1.1 Setting Up Your Python Environment#

The programming language used in the UTCDW is the latest version of Python 3, with the Anaconda3 package/environment manager. The Guidebook assumes basic familiarity with Python, but not necessarily all of the packages used for analysis. If you do not have Python/Anaconda installed on your machine, you can follow the instructions here.

Once you have Anaconda installed, you must create an environment in which you will install all the necessary packages. We have provided files in the UTCDW GitHub repository which can be used to install all of the required Python packages with the versions used for development of the Guidebook. Set up the environment by entering the following command into your command line terminal (on MacOS or Linux) or from the Anaconda Prompt (Windows), since Windows does not include a native Terminal application.

  • conda env create -f UTCDW_env.yml (MacOS or Linux)

  • conda env create -f UTCDW_env_Windows.yml (Windows)

Note

The UTCDW_env_Windows.yml does not include certain packages available in the MacOS and Linux environment files, such as xesmf, since they are not compatible with the Windows operating system. See this page for further explanation, and possible workarounds. The xesmf package is primarily used within the BCCA gridded downscaling code, used in the example in Chapter 6.5. Windows users will not be able to run this code without implementing one of the workarounds described in the xesmf documentation.

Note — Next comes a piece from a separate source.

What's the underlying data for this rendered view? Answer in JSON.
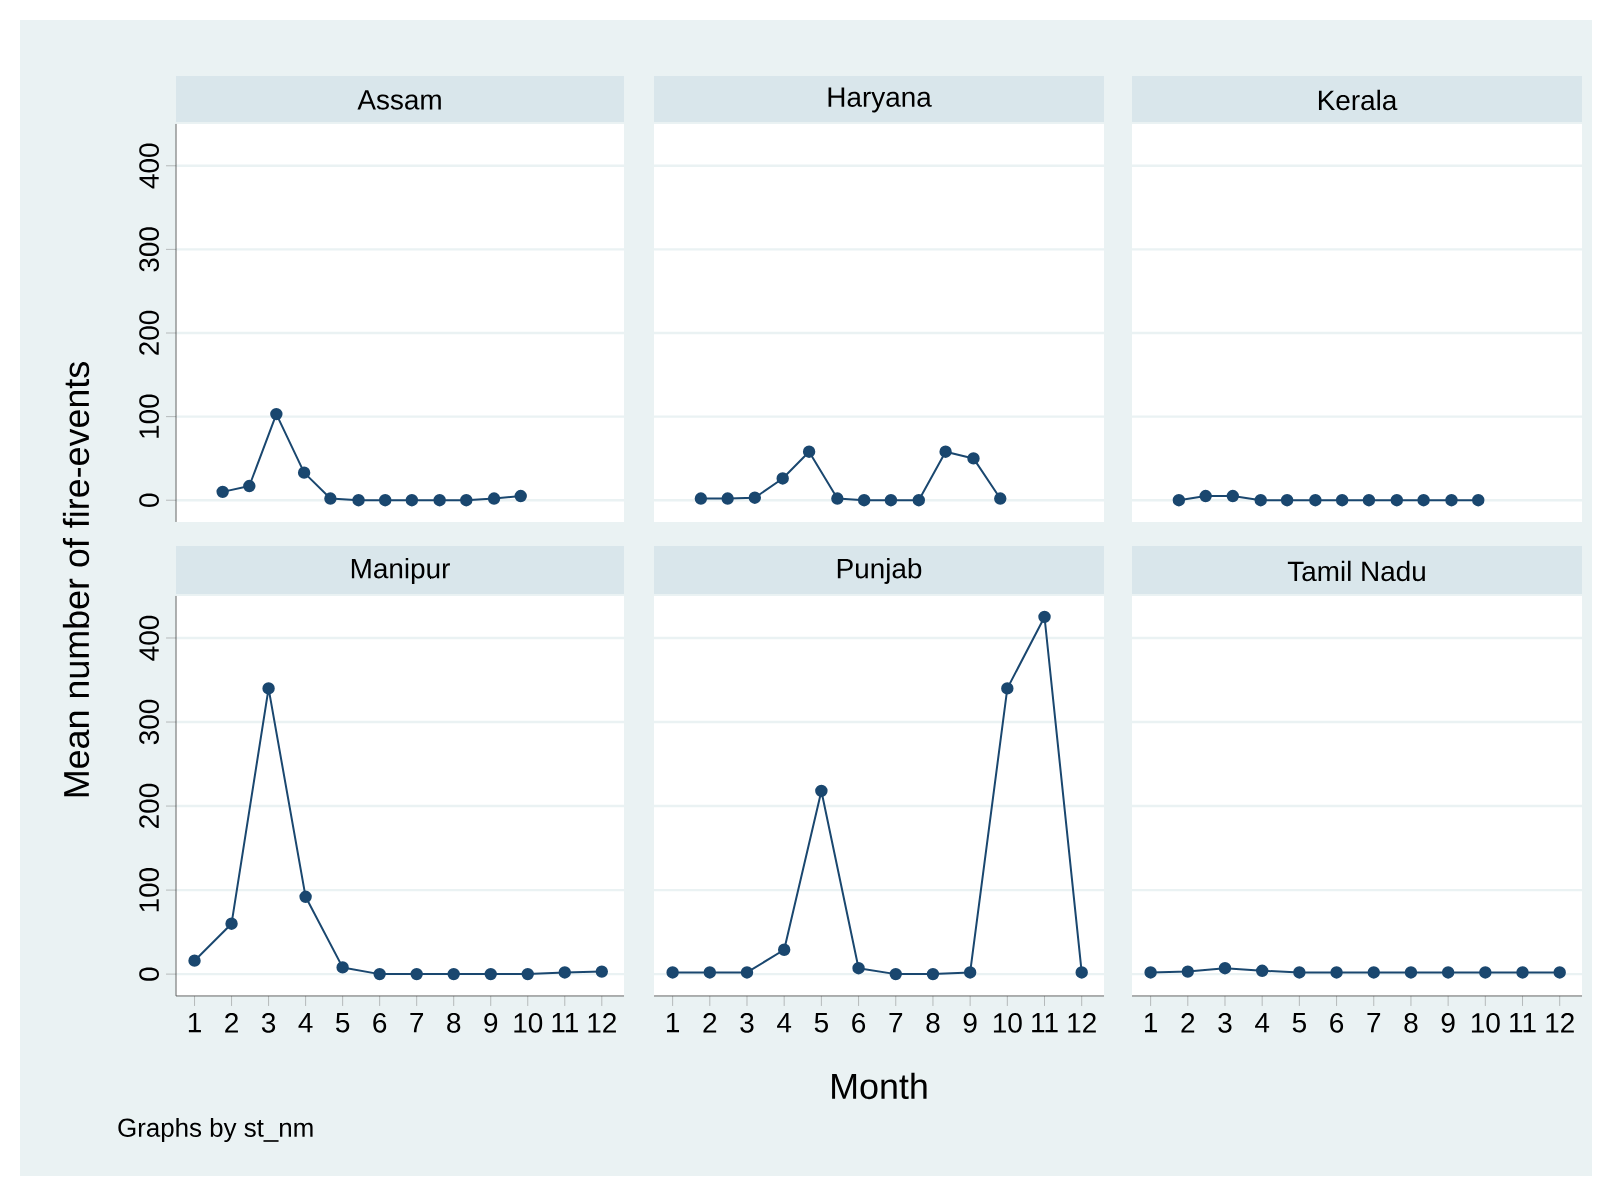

Once set up, you can activate the environment using the command:

conda activate UTCDW-env

Most, but not all, of the packages used for the UTCDW Guidebook are listed below. If you prefer to work in your pre-existing conda environment, or if you are having issues setting up your environment using the provided .yml files, you can install them using

conda install <package names>

Where <package names> is to be replaced by the following package names, each separated by a space. Installing all packages at once helps ensure version consistency for packages that depend on others (e.g. pandas and xarray have dependencies on numpy and scipy, cartopy has a dependency on matplotlib, etc.). Anaconda attempts to ensure that there are no dependency issues with existing packages when installing a new one, but sometimes errors can arise when installing packages one-by-one. If you decide not to use the provided environment files, there is one extra step you’ll need to take before installing packages.Because one of the packages you need to install (ec3, used for downloading weather station observational data from Environment and Climate Change Canada) is a custom package from a personal channel, the following commands will need to be run for conda to be able to find the package:

conda config --prepend channels conda-forge

conda config --append channels claut

List of packages:

  • numpy (used for arrays and other mathematical operations)

  • scipy (additional scientific and mathematical operations)

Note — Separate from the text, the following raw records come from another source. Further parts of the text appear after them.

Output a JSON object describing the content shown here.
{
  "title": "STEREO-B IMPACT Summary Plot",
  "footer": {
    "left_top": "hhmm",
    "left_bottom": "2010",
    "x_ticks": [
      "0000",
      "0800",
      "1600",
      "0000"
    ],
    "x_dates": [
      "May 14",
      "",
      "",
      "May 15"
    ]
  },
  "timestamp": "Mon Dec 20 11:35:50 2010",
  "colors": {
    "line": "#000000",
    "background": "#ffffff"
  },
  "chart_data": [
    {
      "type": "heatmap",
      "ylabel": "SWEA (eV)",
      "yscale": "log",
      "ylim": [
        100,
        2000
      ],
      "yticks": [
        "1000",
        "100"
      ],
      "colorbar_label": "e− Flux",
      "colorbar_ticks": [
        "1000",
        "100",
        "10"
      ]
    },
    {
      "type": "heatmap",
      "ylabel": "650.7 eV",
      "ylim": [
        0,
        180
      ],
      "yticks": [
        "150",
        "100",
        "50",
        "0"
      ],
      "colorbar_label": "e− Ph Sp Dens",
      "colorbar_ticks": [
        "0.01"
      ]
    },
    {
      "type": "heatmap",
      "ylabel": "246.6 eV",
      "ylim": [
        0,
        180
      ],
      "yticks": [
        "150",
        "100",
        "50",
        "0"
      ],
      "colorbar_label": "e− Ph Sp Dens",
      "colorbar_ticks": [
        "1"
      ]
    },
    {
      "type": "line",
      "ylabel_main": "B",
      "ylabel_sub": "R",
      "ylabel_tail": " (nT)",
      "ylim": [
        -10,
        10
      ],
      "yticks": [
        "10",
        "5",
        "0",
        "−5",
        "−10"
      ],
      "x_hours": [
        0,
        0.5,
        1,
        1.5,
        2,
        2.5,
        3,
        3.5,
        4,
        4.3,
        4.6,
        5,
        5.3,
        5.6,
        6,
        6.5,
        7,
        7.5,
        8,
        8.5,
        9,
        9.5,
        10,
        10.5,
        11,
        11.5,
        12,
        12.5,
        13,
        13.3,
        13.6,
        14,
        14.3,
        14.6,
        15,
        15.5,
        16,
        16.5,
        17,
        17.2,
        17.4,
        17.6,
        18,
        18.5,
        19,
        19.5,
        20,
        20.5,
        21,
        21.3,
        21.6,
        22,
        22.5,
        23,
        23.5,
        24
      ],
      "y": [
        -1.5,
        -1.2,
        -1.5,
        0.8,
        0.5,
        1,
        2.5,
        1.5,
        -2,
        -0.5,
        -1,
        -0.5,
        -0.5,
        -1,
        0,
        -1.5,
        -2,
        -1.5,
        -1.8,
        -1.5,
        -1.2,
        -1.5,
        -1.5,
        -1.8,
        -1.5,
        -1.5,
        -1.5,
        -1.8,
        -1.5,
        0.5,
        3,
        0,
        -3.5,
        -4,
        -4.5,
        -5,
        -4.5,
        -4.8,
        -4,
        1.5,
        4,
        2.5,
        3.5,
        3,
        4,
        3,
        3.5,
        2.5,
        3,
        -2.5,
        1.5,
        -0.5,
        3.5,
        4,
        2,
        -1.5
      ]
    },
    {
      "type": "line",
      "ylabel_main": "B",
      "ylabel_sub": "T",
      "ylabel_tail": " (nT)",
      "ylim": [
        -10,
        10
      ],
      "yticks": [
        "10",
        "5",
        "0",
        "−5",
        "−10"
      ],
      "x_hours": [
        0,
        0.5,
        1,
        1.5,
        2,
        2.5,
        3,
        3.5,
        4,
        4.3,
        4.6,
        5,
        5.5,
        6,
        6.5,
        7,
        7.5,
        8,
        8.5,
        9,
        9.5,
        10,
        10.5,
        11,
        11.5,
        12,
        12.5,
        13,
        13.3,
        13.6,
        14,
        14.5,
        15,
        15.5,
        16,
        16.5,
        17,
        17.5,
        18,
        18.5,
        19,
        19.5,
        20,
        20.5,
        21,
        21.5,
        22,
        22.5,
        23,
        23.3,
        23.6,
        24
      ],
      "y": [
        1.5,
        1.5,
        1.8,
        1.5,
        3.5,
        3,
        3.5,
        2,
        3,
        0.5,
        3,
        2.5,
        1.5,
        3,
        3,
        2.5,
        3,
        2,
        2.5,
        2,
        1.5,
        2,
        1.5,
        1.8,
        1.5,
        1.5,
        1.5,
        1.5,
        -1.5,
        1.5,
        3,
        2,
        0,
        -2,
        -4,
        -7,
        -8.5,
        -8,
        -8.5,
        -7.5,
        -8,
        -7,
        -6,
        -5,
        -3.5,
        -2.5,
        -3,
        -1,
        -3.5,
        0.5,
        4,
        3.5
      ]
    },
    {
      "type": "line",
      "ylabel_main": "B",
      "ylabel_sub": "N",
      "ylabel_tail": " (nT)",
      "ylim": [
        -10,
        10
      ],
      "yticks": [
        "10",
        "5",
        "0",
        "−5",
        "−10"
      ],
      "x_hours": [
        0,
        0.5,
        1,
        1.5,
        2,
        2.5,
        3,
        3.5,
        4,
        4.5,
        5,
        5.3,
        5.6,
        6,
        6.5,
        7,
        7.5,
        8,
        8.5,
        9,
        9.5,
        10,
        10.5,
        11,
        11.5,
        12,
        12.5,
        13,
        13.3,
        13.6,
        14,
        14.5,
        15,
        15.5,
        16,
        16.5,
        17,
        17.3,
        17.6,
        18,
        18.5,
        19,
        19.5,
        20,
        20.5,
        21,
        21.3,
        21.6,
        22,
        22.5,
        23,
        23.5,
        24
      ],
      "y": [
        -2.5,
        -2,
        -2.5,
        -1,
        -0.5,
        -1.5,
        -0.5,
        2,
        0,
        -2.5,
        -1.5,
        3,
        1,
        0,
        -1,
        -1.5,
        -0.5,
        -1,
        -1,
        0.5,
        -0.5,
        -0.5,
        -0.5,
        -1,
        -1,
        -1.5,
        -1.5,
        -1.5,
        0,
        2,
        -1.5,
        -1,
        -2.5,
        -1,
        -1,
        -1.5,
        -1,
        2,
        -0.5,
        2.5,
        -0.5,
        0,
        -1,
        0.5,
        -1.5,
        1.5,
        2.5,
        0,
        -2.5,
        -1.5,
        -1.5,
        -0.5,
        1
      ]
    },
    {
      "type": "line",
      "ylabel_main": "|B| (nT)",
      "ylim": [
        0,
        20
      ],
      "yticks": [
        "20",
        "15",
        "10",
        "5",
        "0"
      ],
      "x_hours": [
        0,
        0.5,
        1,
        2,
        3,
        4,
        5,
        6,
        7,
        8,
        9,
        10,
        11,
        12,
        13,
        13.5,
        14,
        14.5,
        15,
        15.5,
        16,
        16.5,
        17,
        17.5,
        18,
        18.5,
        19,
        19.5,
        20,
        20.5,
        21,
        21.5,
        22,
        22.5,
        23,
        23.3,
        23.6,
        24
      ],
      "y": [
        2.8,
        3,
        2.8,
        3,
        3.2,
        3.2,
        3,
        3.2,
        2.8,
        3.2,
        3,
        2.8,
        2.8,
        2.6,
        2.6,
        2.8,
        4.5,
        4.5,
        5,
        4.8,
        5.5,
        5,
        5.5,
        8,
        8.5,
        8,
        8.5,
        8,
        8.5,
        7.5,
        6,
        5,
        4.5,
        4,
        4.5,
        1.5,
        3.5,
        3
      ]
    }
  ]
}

  • matplotlib (for making plots)

  • seaborn (for styling plots)

  • cartopy (for plotting maps)

  • nc-time-axis (for plotting time series)

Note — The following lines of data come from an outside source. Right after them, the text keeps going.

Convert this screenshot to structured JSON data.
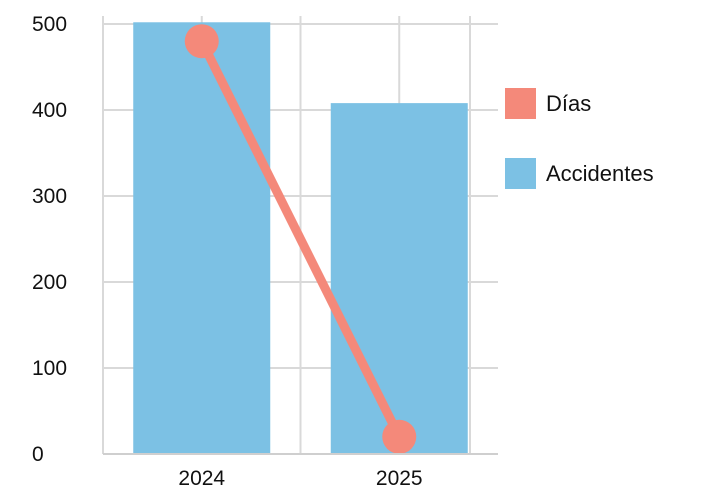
{
  "chart_data": {
    "type": "bar",
    "categories": [
      "2024",
      "2025"
    ],
    "ylim": [
      0,
      500
    ],
    "yticks": [
      0,
      100,
      200,
      300,
      400,
      500
    ],
    "grid": true,
    "legend_position": "right",
    "series": [
      {
        "name": "Accidentes",
        "type": "bar",
        "values": [
          502,
          408
        ],
        "color": "#7cc1e4"
      },
      {
        "name": "Días",
        "type": "line",
        "values": [
          480,
          20
        ],
        "color": "#f4897a"
      }
    ]
  }
}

  • pandas (tabular data analysis and other useful functions)

  • jupyterlab and/or notebook (for working in Jupyter notebooks)

  • xarray (workhorse package for netCDF data and arrays with coordinates)

  • netCDF4 (backend package for xarray’s netCDF file handling)

  • zarr (backend package for handling zarr data store files)

  • clisops (useful for spatial subsetting xarray data)

  • ec3 (for downloading Canadian weather station observational data)

  • esgf-pyclient (for downloading climate model data)

  • gcsfs (for accessing climate model data stores on Google Cloud Services)

  • intake-esm (for accessing climate model data from other remote servers, including Google)

  • siphon (for downloading data files)

  • requests (another package for downloading data files)

  • tqdm (progress bar for downloading data)

  • dask (for speeding up xarray operations via parallel computing)

  • dask-ml (regression functions for use with dask.array data types)

  • scikit-learn (regression functions with numpy.array data types)

  • xesmf (for re-gridding climate data)

  • xclim (workhorse package for statistical downscaling and other climate analysis)

  • xskillscore (useful functions for climate data and xarray)

  • libpysal and esda (for calculating spatial autocorrelations)

Once you’ve set up your Python environment, you will be able to run the examples in this Guidebook, and eventually, to get started on working with climate data in Python.